The patient described in this report has widespread metastases to unique locations that presented with insidious onset. One such site is the gluteal musculature, which was previously described only once in the literature [21]. Though infrequent, renal malignancies are the most common urologic malignancy to metastasize to the skin [22]. However, there is only one published case cutaneous scrotal metastasis of RCC [23]. These widespread findings necessitated the involvement of additional specialties outside the scope of practice for the otolaryngologist and urologist, emphasizing the need for interdisciplinary care for this patient.

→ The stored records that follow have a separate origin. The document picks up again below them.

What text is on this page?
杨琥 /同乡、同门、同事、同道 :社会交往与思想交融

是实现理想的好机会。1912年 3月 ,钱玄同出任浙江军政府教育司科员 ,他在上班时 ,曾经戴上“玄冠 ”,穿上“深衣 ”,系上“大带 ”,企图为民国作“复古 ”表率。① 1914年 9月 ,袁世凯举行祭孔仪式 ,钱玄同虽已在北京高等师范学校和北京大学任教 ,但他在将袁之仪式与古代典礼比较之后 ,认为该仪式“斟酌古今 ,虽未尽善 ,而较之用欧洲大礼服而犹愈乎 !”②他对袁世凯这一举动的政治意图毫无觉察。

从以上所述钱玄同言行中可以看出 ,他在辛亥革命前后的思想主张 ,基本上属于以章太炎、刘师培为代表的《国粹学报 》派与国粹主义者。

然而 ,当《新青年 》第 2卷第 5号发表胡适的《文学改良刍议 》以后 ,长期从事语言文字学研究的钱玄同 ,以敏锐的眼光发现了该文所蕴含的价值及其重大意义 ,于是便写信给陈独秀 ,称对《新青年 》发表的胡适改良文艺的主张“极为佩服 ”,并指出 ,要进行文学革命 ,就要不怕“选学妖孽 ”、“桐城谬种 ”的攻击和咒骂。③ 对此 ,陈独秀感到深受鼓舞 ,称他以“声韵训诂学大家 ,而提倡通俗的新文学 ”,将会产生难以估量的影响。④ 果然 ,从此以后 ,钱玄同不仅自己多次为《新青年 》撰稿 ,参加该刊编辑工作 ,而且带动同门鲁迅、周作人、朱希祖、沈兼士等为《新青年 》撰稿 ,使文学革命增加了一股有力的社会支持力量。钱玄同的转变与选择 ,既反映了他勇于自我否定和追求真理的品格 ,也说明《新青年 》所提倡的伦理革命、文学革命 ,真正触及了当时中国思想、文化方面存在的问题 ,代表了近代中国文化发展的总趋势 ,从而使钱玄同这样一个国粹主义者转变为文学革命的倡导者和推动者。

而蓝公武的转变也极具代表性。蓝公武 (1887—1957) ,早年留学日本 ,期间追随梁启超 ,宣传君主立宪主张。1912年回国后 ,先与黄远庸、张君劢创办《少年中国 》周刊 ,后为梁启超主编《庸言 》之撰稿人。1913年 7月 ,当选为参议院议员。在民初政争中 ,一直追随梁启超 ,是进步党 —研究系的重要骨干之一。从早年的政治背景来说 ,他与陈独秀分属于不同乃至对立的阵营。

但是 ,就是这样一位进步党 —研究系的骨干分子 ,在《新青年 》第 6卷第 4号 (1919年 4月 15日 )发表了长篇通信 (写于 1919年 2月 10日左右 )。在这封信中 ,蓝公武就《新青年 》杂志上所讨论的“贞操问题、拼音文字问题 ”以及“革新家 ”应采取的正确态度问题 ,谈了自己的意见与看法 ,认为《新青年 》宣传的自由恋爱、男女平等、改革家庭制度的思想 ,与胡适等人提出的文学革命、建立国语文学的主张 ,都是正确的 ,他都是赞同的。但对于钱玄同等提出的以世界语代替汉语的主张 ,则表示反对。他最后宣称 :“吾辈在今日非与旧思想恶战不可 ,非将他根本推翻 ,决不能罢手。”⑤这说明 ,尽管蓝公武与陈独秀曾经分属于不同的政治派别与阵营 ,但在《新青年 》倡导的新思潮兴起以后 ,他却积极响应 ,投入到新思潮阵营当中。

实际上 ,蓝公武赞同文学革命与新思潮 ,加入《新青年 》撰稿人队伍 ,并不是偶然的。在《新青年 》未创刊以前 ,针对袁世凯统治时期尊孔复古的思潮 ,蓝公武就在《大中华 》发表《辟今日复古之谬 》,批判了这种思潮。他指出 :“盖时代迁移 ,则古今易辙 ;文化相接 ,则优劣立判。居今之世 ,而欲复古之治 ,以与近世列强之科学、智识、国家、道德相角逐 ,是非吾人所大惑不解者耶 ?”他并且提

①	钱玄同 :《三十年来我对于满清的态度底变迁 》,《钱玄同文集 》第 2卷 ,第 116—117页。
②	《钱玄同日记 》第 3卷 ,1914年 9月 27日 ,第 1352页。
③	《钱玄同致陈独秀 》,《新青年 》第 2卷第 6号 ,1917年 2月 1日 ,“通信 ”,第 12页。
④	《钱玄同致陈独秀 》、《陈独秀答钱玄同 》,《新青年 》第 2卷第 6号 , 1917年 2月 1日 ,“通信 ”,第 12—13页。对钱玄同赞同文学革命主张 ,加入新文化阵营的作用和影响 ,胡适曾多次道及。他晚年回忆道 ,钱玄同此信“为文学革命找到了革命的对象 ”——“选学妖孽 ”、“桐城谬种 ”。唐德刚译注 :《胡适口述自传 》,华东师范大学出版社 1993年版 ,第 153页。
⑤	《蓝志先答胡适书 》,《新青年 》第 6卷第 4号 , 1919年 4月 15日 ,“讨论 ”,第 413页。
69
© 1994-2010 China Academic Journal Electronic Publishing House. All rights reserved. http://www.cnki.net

Interdisciplinary collaboration is a crucial aspect of patient-centered care when monitoring aggressive malignancies such as RCC. Multiple, prompt referrals made on behalf of patients allow for early recognition of metastatic lesions. One such method for effective interdisciplinary care is a multidisciplinary tumor board. Previous studies illustrate the utility of tumor boards to effectively manage malignancies, improve clinical decision-making, and increase patient satisfaction [24, 25]. The extent of this patients’ disease was discovered due to the discussions had and decisions made at a multidisciplinary tumor board. Perspectives from a wider breadth of healthcare experts can review the patient holistically and tailor the plan-of-care to the individual patients’ goals of care.
4. Conclusion
Metastasis of RCC to the sinonasal cavity is rare and typically indicative of advanced disease. This unique case of disseminated metastases in a patient with years of negative screening emphasizes the value of routine screens and the requirement of prompt interdisciplinary care and effective communication in treating patients with past medical histories significant for aggressive malignancies such as RCC.
Consent
All protected health information was withheld from this piece to ensure patient anonymity.
Conflicts of Interest
The authors declare no conflicts of interest.
Funding
No funding was received for this research.
Open Research
Data Availability Statement
Data sharing is not applicable to this article as no datasets were generated or analyzed during the current study.